During the convention’s Friday evening events, Terry McAuliffe, chairman of the Democratic National Committee claimed the Bangor Republican had voted against an investigation of the Enron corporation. The next day, while outlining why she should be elected to the U.S. Senate, Pingree promised to stay on the side of working people and small businesses, “not big corporations like Enron who will ship our jobs to other places and then want to shelter their taxes overseas.”
Although some at the convention linked Pingree’s Enron reference to McAuliffe’s remarks and the Collins’ vote, Deborah Reed, the Democratic candidate’s campaign manager, insisted Tuesday that Pingree was simply using Enron as an example of business practices she would never support. There was, she said, no intentional attempt to link the Enron reference with what Collins’ perceived as McAuliffe’s factual distortion.

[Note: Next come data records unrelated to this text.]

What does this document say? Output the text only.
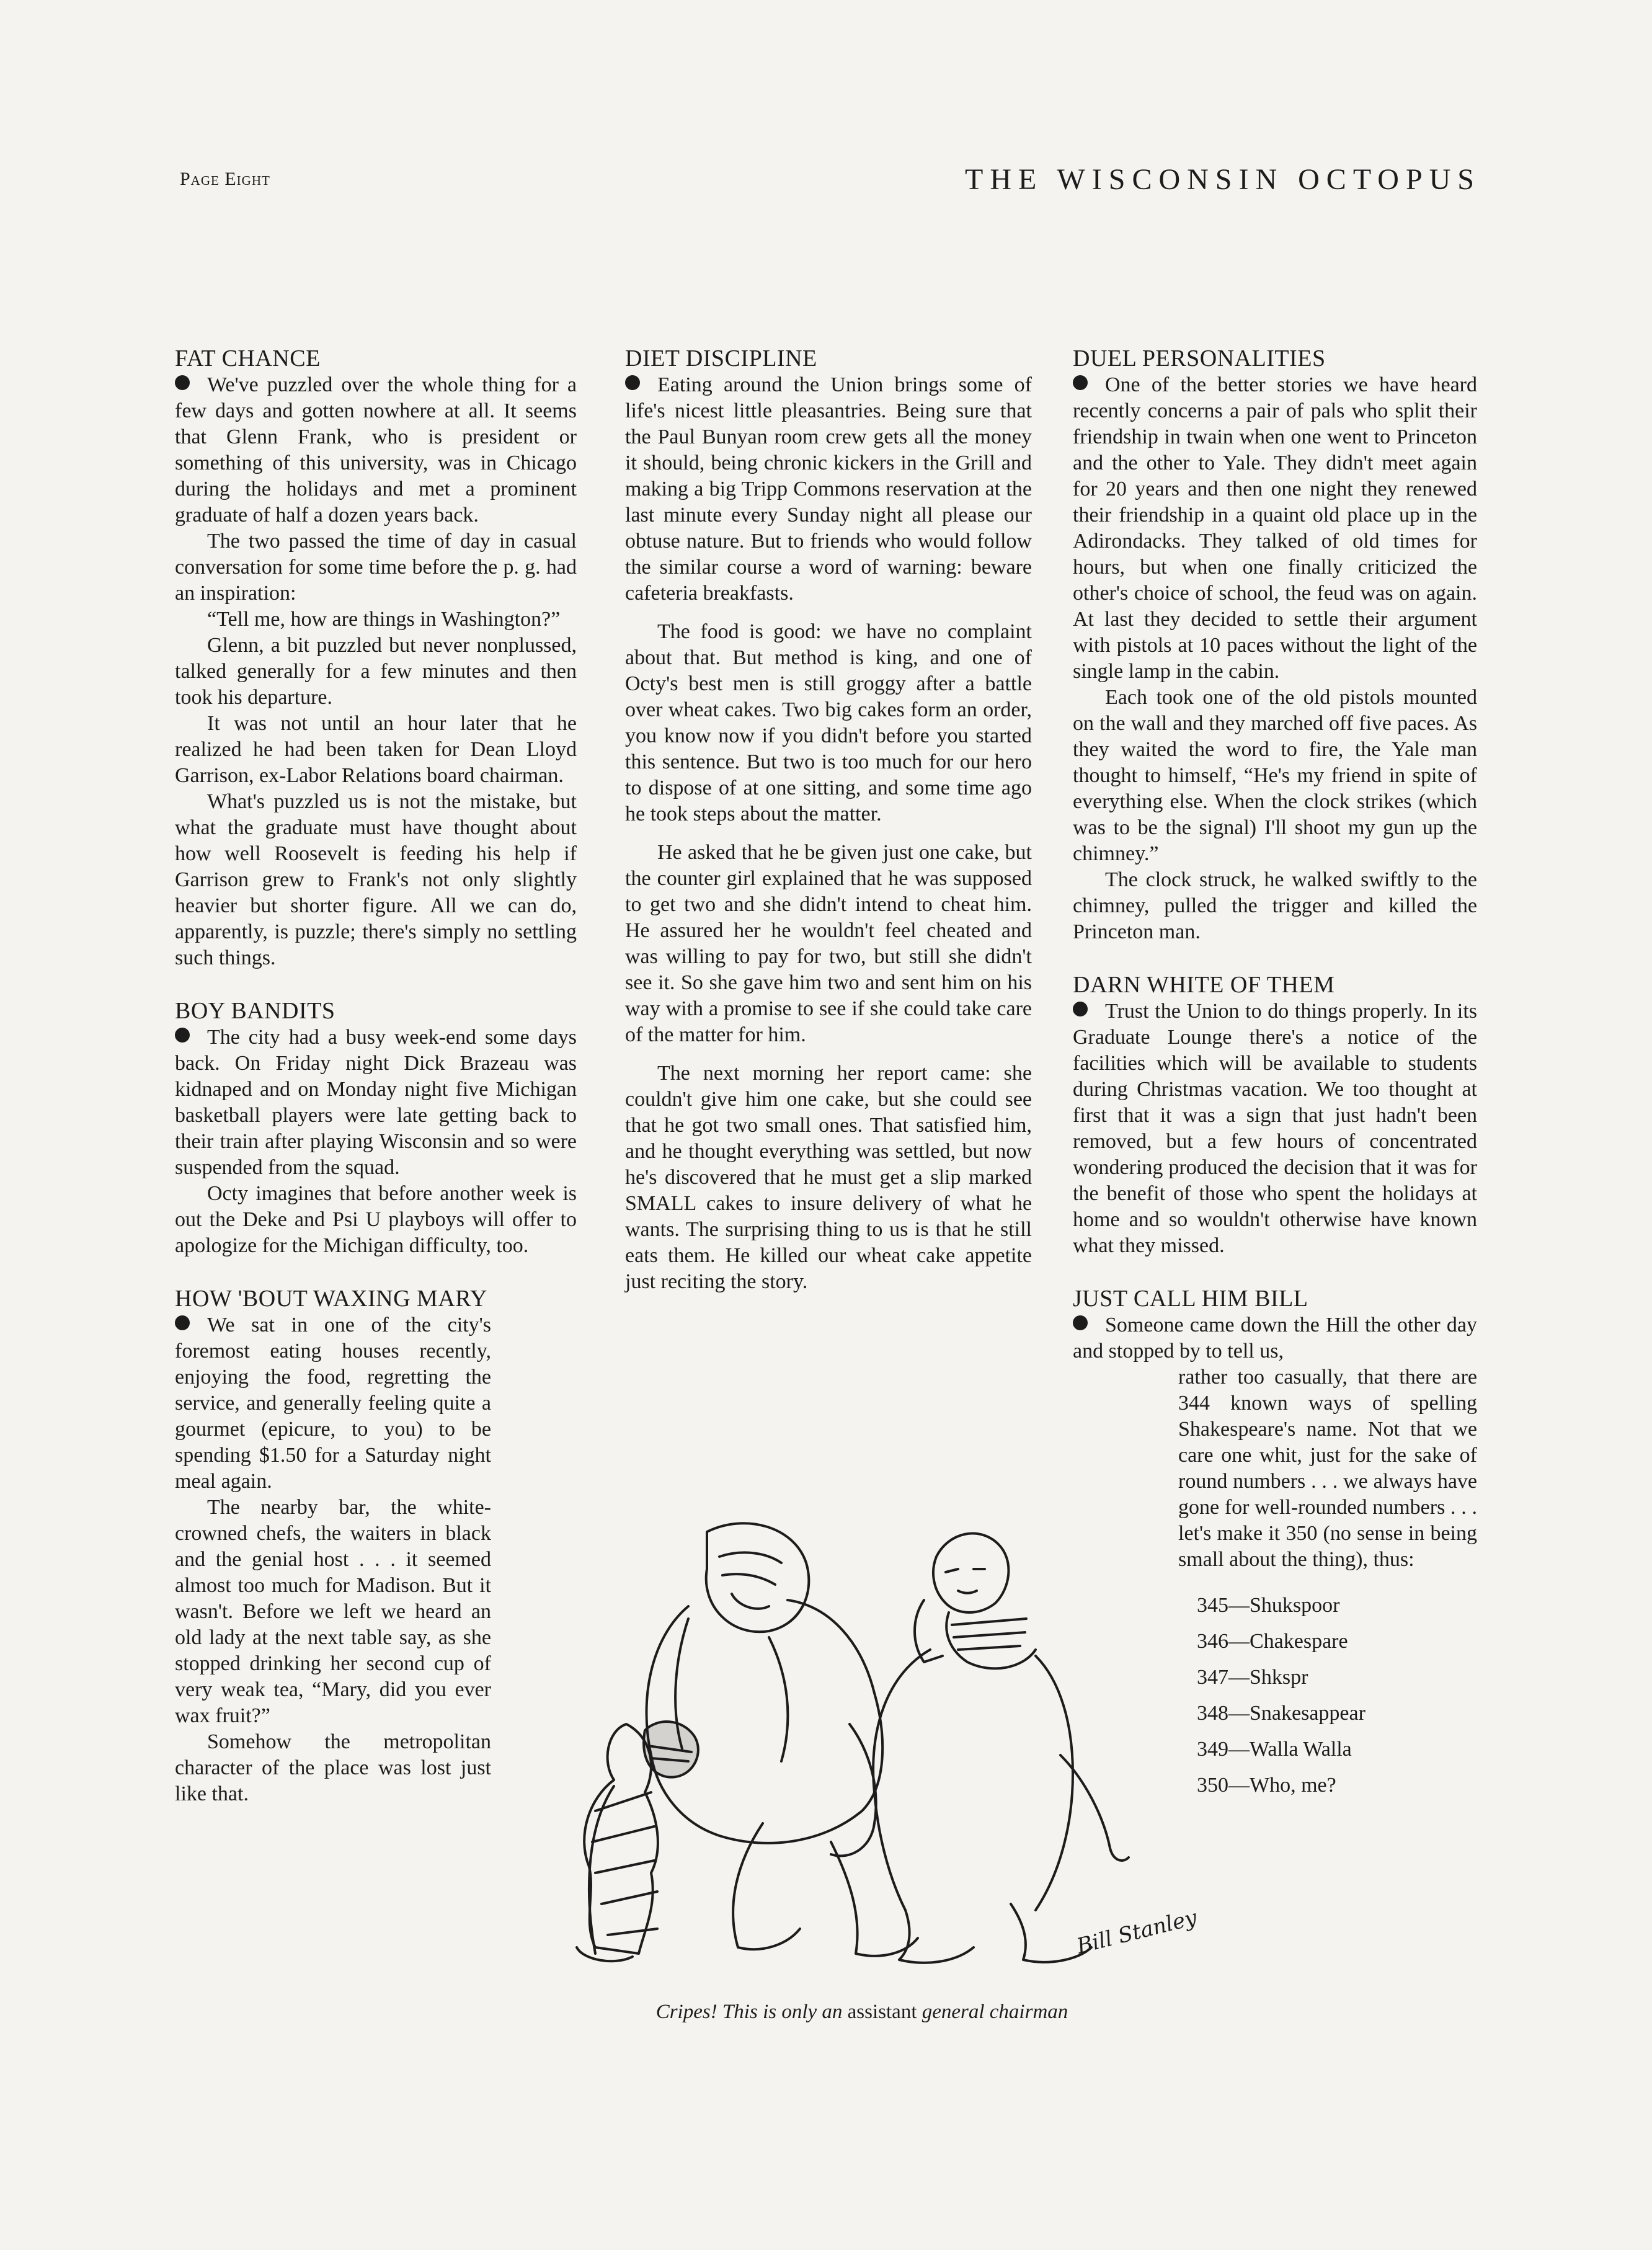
Page Eight	THE WISCONSIN OCTOPUS
FAT CHANCE

We've puzzled over the whole thing for a few days and gotten nowhere at all. It seems that Glenn Frank, who is president or something of this university, was in Chicago during the holidays and met a prominent graduate of half a dozen years back.

The two passed the time of day in casual conversation for some time before the p. g. had an inspiration:

“Tell me, how are things in Washington?”

Glenn, a bit puzzled but never nonplussed, talked generally for a few minutes and then took his departure.

It was not until an hour later that he realized he had been taken for Dean Lloyd Garrison, ex-Labor Relations board chairman.

What's puzzled us is not the mistake, but what the graduate must have thought about how well Roosevelt is feeding his help if Garrison grew to Frank's not only slightly heavier but shorter figure. All we can do, apparently, is puzzle; there's simply no settling such things.

BOY BANDITS

The city had a busy week-end some days back. On Friday night Dick Brazeau was kidnaped and on Monday night five Michigan basketball players were late getting back to their train after playing Wisconsin and so were suspended from the squad.

Octy imagines that before another week is out the Deke and Psi U playboys will offer to apologize for the Michigan difficulty, too.

HOW 'BOUT WAXING MARY

We sat in one of the city's foremost eating houses recently, enjoying the food, regretting the service, and generally feeling quite a gourmet (epicure, to you) to be spending $1.50 for a Saturday night meal again.

The nearby bar, the white-crowned chefs, the waiters in black and the genial host . . . it seemed almost too much for Madison. But it wasn't. Before we left we heard an old lady at the next table say, as she stopped drinking her second cup of very weak tea, “Mary, did you ever wax fruit?”

Somehow the metropolitan character of the place was lost just like that.

DIET DISCIPLINE

Eating around the Union brings some of life's nicest little pleasantries. Being sure that the Paul Bunyan room crew gets all the money it should, being chronic kickers in the Grill and making a big Tripp Commons reservation at the last minute every Sunday night all please our obtuse nature. But to friends who would follow the similar course a word of warning: beware cafeteria breakfasts.

The food is good: we have no complaint about that. But method is king, and one of Octy's best men is still groggy after a battle over wheat cakes. Two big cakes form an order, you know now if you didn't before you started this sentence. But two is too much for our hero to dispose of at one sitting, and some time ago he took steps about the matter.

He asked that he be given just one cake, but the counter girl explained that he was supposed to get two and she didn't intend to cheat him. He assured her he wouldn't feel cheated and was willing to pay for two, but still she didn't see it. So she gave him two and sent him on his way with a promise to see if she could take care of the matter for him.

The next morning her report came: she couldn't give him one cake, but she could see that he got two small ones. That satisfied him, and he thought everything was settled, but now he's discovered that he must get a slip marked SMALL cakes to insure delivery of what he wants. The surprising thing to us is that he still eats them. He killed our wheat cake appetite just reciting the story.

DUEL PERSONALITIES

One of the better stories we have heard recently concerns a pair of pals who split their friendship in twain when one went to Princeton and the other to Yale. They didn't meet again for 20 years and then one night they renewed their friendship in a quaint old place up in the Adirondacks. They talked of old times for hours, but when one finally criticized the other's choice of school, the feud was on again. At last they decided to settle their argument with pistols at 10 paces without the light of the single lamp in the cabin.

Each took one of the old pistols mounted on the wall and they marched off five paces. As they waited the word to fire, the Yale man thought to himself, “He's my friend in spite of everything else. When the clock strikes (which was to be the signal) I'll shoot my gun up the chimney.”

The clock struck, he walked swiftly to the chimney, pulled the trigger and killed the Princeton man.

DARN WHITE OF THEM

Trust the Union to do things properly. In its Graduate Lounge there's a notice of the facilities which will be available to students during Christmas vacation. We too thought at first that it was a sign that just hadn't been removed, but a few hours of concentrated wondering produced the decision that it was for the benefit of those who spent the holidays at home and so wouldn't otherwise have known what they missed.

JUST CALL HIM BILL

Someone came down the Hill the other day and stopped by to tell us,

rather too casually, that there are 344 known ways of spelling Shakespeare's name. Not that we care one whit, just for the sake of round numbers . . . we always have gone for well-rounded numbers . . . let's make it 350 (no sense in being small about the thing), thus:

345—Shukspoor
346—Chakespare
347—Shkspr
348—Snakesappear
349—Walla Walla
350—Who, me?
Bill Stanley
Cripes! This is only an assistant general chairman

But Christy Setzer, communications director for the Maine Democratic Party, maintained Tuesday there was nothing distorted about Collins’ vote against seeking subpoenas for White House officials with possible connections to Enron. Instead, Setzer said Collins was simply trying to “protect the Washington Republican establishment.”
“She was voting for a delay,” Setzer said. “She was voting to frustrate the investigation and that is simply wrong for a senator to vote for a delay that puts the interests of big corporations and the White House above the interests of hardworking people who have seen their retirement savings disappear. … Sen. Collins voted to let Enron and the Washington establishment off the hook.”
Collins is a member of the Governmental Affairs Committee and the ranking Republican on that panel’s Permanent Subcommittee on Investigations. Knight said the subcommittee already has issued nearly 60 subpoenas in the Enron investigation that were fully supported by Collins who, she said, supports an Enron investigation.
Responding to those subpoenas Monday, the White House gave the Governmental Affairs Committee access to more than 2,100 pages of documents related to contacts with Enron officials. No instance has been found so far of Enron officials asking anyone in the White House for help before the company’s bankruptcy last December, according to White House counsel Alberto Gonzales.
Although the U.S. Senate has yet to cast any votes on Enron, the Governmental Affairs Committee voted May 22 on whether to subpoena documents from the White House. Knight said Collins voted against issuing subpoenas – at that time – because the committee had received a letter from White House counsel saying that the documents were forthcoming. Some of the documents, Knight said, were received the day of the vote.
“Senator Collins’ opinion was that since the White House was cooperating in supplying documents, the committee should wait and see if the documents complied with the request before taking the subpoena route,” Knight said.
Collins’ spokeswoman insisted that her boss had a “very clear record of accomplishment” and that the negative remarks made at the Democratic convention were part of a “persistent effort by the Maine Democratic Party and the Pingree campaign.”
“It’s an unfortunate campaign tactic,” Knight said. “Instead of telling voters what they want to tell them about their candidate, they instead try to distort the record of the opposition. But we’ve come to expect that from them.”